Shawn Bingham, assistant dean of the USF Honors Program and assistant professor of sociology, and Sara Green, director of interdisciplinary social sciences program and associate professor of sociology, wrote a book about disability humor with the same name as the lecture. They interviewed 10 comedians from the U.S., U.K. and Canada including Josh Blue, Liz Carr and Kim Kilpatrick about using humor about their disabilities in their performances.
“It was a really intriguing project that I personally think is just gonna drive a lot of my work as a sociologist,” Bingham said.
Green’s daughter has cerebral palsy and Bingham’s brothers were born with fetal alcohol syndrome. Bingham was fascinated by how his brother could use his wit to get better services and get the resources he needed. It also allowed him to put people at ease and use his disability as a bridge to create relationships.
“We’re interested in the connection between activism and humor, particularly humor that critiques and tests boundaries and also humor that provides insight for things that are happening in society,” Bingham said.

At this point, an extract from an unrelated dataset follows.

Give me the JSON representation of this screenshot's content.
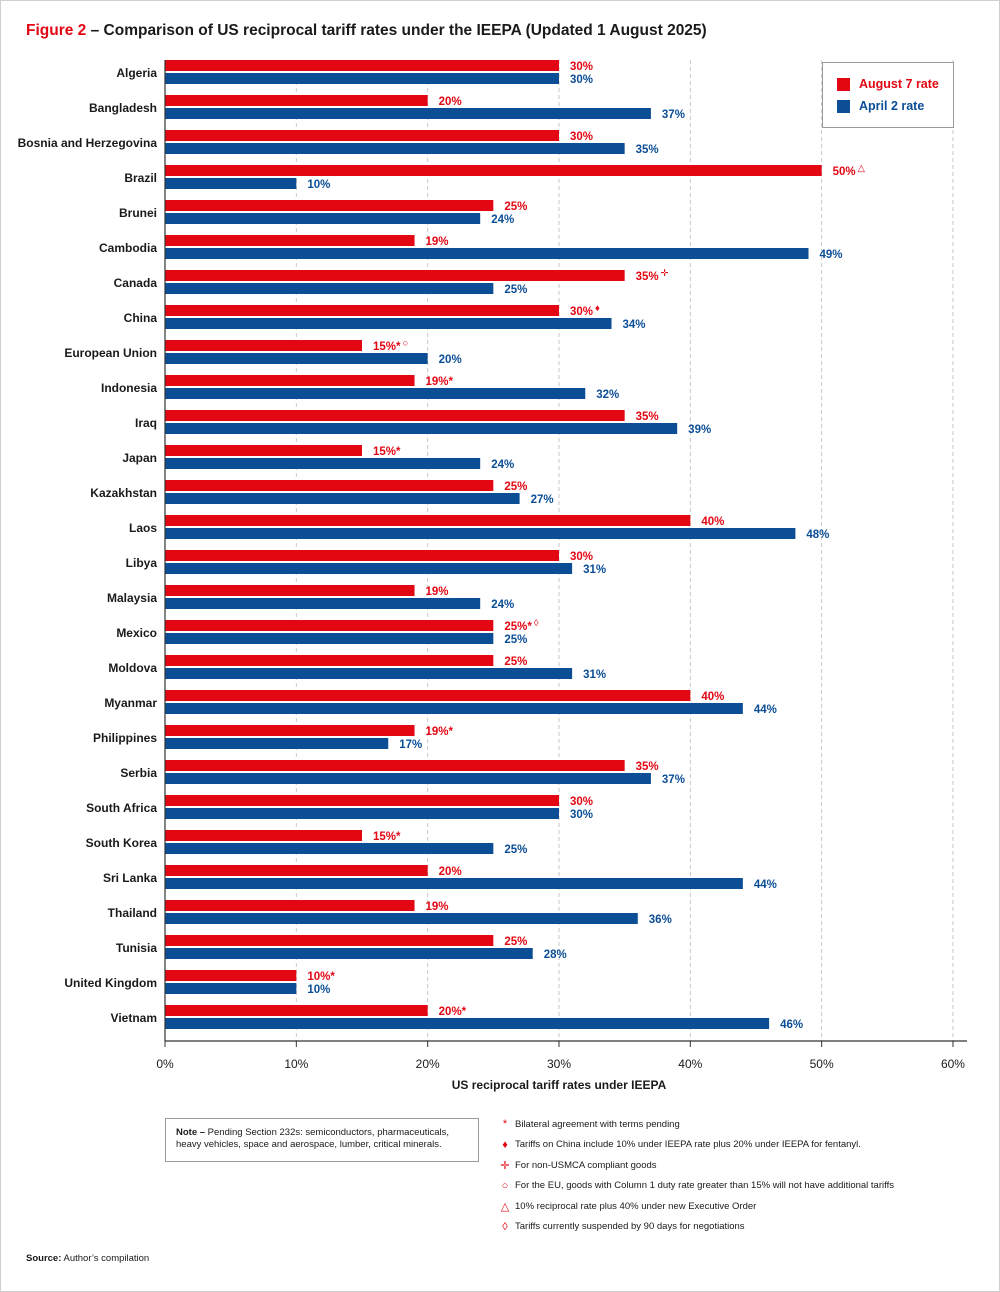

Throughout the program, both Bingham and Green played video clips of comedians. However, Green first distinguished the difference between disabling humor and disability humor. She used the example of Donald Trump mocking a reporter with a disability.
“Disability humor is where people with disabilities are using humor to reframe their own experience, [and] sometimes they’re wanting to simply counter the tragedy narrative,” Green said.
Bingham spoke about the four different types of humor including superiority, relief, inferiority and incongruity and how comedians use those types of humor. He explained that often people with disabilities use comedy as a relief mechanism. To get their audiences comfortable, they make jokes about themselves but then turn the jokes onto the audience.
Comedians often refer to this as breaking the “fifth” wall, he said. People are conditioned not to mix humor and disabilities together, which often makes these types of comedy shows uncomfortable for audience members, Bingham said.
The goals of these comedians are to educate people about those with disabilities, said Green and Bingham. Both professors hope to break the stigma that people with disabilities are sad and isolated. Green said these comedians are using their platform to reclaim the disability experience and to retell the story through humor.
“Those assumptions that people with disabilities are very sad, very isolated, very introverted, stuck in institutions — that’s the kind of story that these folks are trying to grab ahold of and turn around and retell,” Green said.